Megan Veil, an engineering services manager on the project, and Milich described specific design changes: shifting pier locations to reuse portions of existing foundations, changing column shapes for construction efficiency, reducing the number of operator/house structures from two to one, and removing an aesthetic seam in the inverted-Y east-span structure. Milich noted the team did not reduce scopes tied to small-business or disadvantaged-business-enterprise (DBE) requirements.
Staff outlined the project’s funding picture. Hendrickson said the county has secured about $740 million in funds or borrowing capacity for the project to date. That total includes roughly $58 million in vehicle registration fees already collected, a $10 million Metro regional flex funds grant, a $20 million state lottery bond appropriation, and $7 million in other federal grants and appropriations; staff also cited $385 million of anticipated capacity under a Transportation Infrastructure Finance and Innovation Act (TIFIA) loan and an estimated $260 million in vehicle-registration-fee revenue that could be applied during construction. Staff said a pending U.S. Department of Transportation Bridge Investment Program application seeks $447 million but cautioned the award is uncertain under current federal priorities.
Hendrickson said the county’s available funds and potential borrowing still leave an estimated funding shortfall of $860 million to $1 billion for a projected fall 2033 completion date, and that every year the project completion is delayed increases costs by an estimated $30 million to $50 million.
On schedule and next steps, staff said the county will continue design work through fiscal 2026 with a target of 60% design by May 2026, submit long-lead permits and land-use applications, document key design decisions and stakeholder agreements, and prepare a “pickup plan” in fiscal 2027 so the county can move quickly if full funding becomes available. Hendrickson said staff expect to finish the pickup-plan and price the 60% package and update the risk evaluation by January or February 2027. He said the county is pursuing funding but does not yet know when construction will begin.

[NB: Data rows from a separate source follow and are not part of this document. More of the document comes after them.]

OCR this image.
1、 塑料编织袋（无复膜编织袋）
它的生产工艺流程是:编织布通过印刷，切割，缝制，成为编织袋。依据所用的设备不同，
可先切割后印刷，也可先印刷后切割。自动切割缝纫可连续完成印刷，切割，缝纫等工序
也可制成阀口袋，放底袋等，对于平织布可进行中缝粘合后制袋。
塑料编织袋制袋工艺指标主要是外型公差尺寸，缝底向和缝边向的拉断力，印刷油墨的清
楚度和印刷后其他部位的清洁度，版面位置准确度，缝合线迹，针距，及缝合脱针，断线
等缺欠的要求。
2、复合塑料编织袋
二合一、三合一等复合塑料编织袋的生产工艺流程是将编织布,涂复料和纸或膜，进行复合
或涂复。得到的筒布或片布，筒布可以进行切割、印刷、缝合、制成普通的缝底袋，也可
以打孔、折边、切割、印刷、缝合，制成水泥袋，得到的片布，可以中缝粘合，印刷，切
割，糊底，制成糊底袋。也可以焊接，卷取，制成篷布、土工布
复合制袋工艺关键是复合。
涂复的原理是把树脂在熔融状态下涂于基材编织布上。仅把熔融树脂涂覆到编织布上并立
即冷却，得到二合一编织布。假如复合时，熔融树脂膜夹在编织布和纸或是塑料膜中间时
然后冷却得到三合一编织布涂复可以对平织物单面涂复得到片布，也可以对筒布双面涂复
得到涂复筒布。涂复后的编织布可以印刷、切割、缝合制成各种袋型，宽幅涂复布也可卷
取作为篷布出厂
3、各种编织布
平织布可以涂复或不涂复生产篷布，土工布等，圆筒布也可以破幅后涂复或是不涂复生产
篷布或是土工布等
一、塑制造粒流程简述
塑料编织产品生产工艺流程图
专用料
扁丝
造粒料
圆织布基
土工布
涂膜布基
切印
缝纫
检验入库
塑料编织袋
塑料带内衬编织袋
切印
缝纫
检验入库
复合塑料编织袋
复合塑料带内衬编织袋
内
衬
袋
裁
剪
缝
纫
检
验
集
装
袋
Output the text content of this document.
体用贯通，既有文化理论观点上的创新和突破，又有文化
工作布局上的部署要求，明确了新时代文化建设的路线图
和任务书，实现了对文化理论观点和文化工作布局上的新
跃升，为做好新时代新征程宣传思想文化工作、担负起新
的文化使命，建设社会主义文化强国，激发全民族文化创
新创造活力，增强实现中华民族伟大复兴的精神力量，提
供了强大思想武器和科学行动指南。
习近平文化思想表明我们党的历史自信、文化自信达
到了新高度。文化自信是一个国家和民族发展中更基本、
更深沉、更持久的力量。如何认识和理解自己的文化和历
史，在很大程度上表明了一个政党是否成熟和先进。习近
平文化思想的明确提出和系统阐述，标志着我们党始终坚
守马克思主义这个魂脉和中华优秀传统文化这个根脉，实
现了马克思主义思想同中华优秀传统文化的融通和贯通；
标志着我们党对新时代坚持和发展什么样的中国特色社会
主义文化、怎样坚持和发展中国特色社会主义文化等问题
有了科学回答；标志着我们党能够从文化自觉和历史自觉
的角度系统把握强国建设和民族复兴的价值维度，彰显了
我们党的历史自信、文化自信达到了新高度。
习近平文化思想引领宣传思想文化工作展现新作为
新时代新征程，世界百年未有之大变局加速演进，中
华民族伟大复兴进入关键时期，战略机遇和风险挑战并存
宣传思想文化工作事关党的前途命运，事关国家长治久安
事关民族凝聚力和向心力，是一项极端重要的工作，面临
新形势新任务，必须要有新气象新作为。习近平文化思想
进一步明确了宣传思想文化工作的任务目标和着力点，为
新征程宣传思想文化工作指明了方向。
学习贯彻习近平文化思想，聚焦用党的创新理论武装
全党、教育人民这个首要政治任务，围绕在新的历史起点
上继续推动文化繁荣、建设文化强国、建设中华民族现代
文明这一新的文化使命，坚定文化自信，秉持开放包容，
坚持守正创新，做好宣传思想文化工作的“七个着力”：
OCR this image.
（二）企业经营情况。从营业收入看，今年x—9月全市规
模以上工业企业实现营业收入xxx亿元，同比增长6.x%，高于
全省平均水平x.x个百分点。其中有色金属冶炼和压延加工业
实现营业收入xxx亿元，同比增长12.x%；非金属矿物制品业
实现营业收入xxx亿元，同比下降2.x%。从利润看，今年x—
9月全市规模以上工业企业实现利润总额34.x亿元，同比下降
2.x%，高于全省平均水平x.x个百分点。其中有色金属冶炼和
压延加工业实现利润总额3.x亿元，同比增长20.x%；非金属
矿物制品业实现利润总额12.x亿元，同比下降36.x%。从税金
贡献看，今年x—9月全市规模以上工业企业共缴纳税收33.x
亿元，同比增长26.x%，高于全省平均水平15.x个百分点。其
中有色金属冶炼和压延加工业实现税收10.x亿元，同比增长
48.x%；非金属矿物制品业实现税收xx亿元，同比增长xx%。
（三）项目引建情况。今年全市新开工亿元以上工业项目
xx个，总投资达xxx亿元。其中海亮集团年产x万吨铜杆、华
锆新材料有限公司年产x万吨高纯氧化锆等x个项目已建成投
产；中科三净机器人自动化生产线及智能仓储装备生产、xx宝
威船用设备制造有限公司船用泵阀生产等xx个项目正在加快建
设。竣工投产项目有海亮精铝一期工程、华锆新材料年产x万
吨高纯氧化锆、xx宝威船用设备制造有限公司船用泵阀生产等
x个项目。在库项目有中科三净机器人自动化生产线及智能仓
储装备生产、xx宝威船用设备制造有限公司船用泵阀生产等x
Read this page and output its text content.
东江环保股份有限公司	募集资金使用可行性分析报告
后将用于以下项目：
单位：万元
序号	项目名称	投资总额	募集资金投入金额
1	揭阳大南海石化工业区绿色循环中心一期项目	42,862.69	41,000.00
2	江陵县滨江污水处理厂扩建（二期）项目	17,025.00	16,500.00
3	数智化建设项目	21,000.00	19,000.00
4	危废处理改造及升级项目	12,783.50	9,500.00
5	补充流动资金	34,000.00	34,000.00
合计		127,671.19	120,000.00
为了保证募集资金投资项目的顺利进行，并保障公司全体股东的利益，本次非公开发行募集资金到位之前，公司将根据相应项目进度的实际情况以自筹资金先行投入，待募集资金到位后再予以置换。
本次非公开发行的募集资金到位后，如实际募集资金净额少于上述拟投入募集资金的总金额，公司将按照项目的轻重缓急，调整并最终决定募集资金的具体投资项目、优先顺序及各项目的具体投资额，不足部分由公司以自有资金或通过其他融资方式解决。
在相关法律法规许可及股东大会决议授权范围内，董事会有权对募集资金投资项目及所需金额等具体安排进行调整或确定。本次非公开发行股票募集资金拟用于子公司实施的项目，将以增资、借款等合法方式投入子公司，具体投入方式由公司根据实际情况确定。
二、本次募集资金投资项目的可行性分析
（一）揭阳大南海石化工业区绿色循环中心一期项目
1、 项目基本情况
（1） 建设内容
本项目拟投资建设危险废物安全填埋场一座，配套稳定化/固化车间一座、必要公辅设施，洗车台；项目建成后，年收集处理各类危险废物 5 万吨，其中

Commissioners asked about the cost increase, market conditions and whether lower costs could be achieved if construction occurred during a regional downturn. Staff said market conditions are volatile, with nationwide increases in materials and competition for labor, and that there is no clear indication a slowdown will lower costs for this project. Commissioners and staff emphasized preserving workforce, equity and DBE goals; Commissioner Singleton asked specifically how value engineering preserved those commitments, and Milich said the county’s diversity manager reviewed proposed reductions and found none that would cut DBE or small-business opportunities.
Commissioners and staff also noted the project’s regional importance as a seismic lifeline route across the Willamette River and its potential economic impact for Portland and the state. Commissioners thanked staff and community volunteers for their participation in the design process and for the work done to keep the project construction-ready while pursuing federal, state and regional funding.
No formal action or vote was taken at the briefing. Staff said they will continue advancing design and permitting and will return with further updates as funding opportunities materialize.